My supervisor back at my last employ kept telling me "Insanity is doing the same thing over and over again and expecting different results."  The Republican party leadership is obsessed with the idea that tax cuts will work and that their plans on Social Security (kill it) and Unemployment Benefits (kill it) and Government regulatory oversight (kill everyone in mines, on oil rigs, and eating poisoned eggs) and Defense Spending (kill the rest) will create their heavenly laissez-faire utopia.  And yet each time these tax cuts don't create the Promised Results, the Republicans act all surprised and then blame it on those damn libruls who are stopping them from committing EVEN BIGGER tax cuts.  Each time a Democrat gets elected into the White House the last 20 years - first with Clinton, now with Obama - the Republicans amp up the Fear that ZOMG Commie-Hippie-Controlled Evildoer Democrats are gonna destroy this country and that we need to return the Republicans back to power so they can continue The Grand Reagan Revolution That Will Save Us All (Except for, you know, the Poor and Middle Class and Ethnic Minorities and Women Who Will ALL Be Shit Out Of Luck).

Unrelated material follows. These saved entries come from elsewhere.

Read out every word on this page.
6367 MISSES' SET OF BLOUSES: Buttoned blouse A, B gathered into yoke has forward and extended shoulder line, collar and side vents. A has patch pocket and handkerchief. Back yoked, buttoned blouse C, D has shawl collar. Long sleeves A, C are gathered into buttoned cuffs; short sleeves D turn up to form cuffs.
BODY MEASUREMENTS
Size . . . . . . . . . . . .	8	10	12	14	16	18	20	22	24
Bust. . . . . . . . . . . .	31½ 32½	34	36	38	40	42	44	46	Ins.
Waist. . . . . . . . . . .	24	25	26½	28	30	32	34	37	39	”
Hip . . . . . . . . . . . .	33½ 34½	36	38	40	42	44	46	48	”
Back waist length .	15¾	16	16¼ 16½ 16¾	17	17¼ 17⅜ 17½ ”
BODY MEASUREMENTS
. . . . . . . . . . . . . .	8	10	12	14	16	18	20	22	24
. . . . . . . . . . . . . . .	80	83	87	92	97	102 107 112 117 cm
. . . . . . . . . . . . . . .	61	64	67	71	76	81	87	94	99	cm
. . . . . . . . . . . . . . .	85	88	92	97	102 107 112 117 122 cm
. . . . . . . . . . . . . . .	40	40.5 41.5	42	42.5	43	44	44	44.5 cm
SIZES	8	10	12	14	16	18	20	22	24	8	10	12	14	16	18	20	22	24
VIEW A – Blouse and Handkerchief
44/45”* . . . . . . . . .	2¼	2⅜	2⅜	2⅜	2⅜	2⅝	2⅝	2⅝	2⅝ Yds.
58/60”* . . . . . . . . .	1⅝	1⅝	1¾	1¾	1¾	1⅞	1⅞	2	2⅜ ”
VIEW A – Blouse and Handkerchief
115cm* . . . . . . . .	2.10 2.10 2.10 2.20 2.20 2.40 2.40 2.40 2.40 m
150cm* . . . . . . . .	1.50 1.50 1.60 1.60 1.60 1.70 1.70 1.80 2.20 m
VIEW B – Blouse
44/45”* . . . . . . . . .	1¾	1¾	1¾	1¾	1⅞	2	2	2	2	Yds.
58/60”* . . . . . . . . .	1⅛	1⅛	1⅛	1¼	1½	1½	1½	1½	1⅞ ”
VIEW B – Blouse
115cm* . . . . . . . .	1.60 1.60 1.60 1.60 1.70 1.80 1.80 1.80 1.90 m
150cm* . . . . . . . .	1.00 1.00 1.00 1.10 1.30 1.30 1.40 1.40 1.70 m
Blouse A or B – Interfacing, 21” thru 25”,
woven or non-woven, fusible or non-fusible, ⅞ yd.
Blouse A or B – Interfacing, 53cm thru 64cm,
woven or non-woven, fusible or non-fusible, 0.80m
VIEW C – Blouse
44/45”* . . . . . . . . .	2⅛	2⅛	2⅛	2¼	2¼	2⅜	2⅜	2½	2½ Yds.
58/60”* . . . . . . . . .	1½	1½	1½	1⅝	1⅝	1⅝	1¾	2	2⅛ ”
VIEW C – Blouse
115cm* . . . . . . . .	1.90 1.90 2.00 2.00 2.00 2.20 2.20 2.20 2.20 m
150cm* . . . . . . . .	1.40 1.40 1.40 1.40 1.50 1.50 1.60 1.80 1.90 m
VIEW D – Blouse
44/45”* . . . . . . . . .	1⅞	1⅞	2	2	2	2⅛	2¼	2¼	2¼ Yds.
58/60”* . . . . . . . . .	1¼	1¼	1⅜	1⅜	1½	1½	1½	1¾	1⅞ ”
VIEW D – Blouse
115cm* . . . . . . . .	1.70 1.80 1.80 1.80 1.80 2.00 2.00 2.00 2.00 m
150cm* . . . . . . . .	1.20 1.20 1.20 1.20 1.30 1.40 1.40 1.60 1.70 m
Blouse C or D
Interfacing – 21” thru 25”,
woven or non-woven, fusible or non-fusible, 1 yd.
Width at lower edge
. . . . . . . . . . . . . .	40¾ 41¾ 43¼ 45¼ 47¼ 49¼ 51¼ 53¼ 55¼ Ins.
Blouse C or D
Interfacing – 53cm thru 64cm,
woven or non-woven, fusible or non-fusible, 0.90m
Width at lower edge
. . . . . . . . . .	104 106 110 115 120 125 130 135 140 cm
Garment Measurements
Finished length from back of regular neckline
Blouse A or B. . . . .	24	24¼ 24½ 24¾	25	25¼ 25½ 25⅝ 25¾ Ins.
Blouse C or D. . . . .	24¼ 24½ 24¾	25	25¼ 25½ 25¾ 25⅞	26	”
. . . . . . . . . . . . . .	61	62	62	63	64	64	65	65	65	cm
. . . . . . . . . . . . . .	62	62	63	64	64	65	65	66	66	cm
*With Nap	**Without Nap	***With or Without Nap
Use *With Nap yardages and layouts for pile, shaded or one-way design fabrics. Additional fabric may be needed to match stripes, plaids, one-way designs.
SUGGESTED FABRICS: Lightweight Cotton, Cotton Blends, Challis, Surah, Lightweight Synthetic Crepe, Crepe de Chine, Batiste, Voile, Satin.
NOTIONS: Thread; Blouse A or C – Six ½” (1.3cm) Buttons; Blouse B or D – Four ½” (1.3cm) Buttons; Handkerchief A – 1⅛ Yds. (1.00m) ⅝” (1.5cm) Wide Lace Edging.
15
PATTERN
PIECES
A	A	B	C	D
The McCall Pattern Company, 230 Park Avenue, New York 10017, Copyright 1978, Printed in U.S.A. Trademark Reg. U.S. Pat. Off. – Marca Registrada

I'd said it before here and elsewhere: Utopias are flawed because their creators keep ignoring complex human conditions.  The Republican Utopia of their 100-Year Era of Reagan is flawed because tax cuts alone do not create jobs (investment in business growth does).  It is flawed because Social Security and Medicare are not massive government boondoggles (privatizing either one would actually RAISE costs of each service: and tying Social Security into risky investments like the stock markets would have literally destroyed millions whenever those markets can (and do) collapse).  It is flawed because THEY, like nearly every other human that ever lived (well, except for that one guy) are flawed.  And they won't admit it.

If we're lucky, this Pledge will backfire: already it's proving to be more gristle for the Democrats' campaigning efforts than impressing the more vocal tea-bagger crowds.

But this is a crazy midterm election, and I still can't understand why enough of my fellow voters across this nation are even giving the crazed Republican party a serious look (yes, the Democrats may be cowards, and they may be incapable of aggressive campaigning, but for the love of God they're not the ones stymieing government it's those damn Republicans!).  If the Republicans do win, there is every conceivable chance they will take this Pledge seriously.

And that would be the WORST thing the Republicans could do.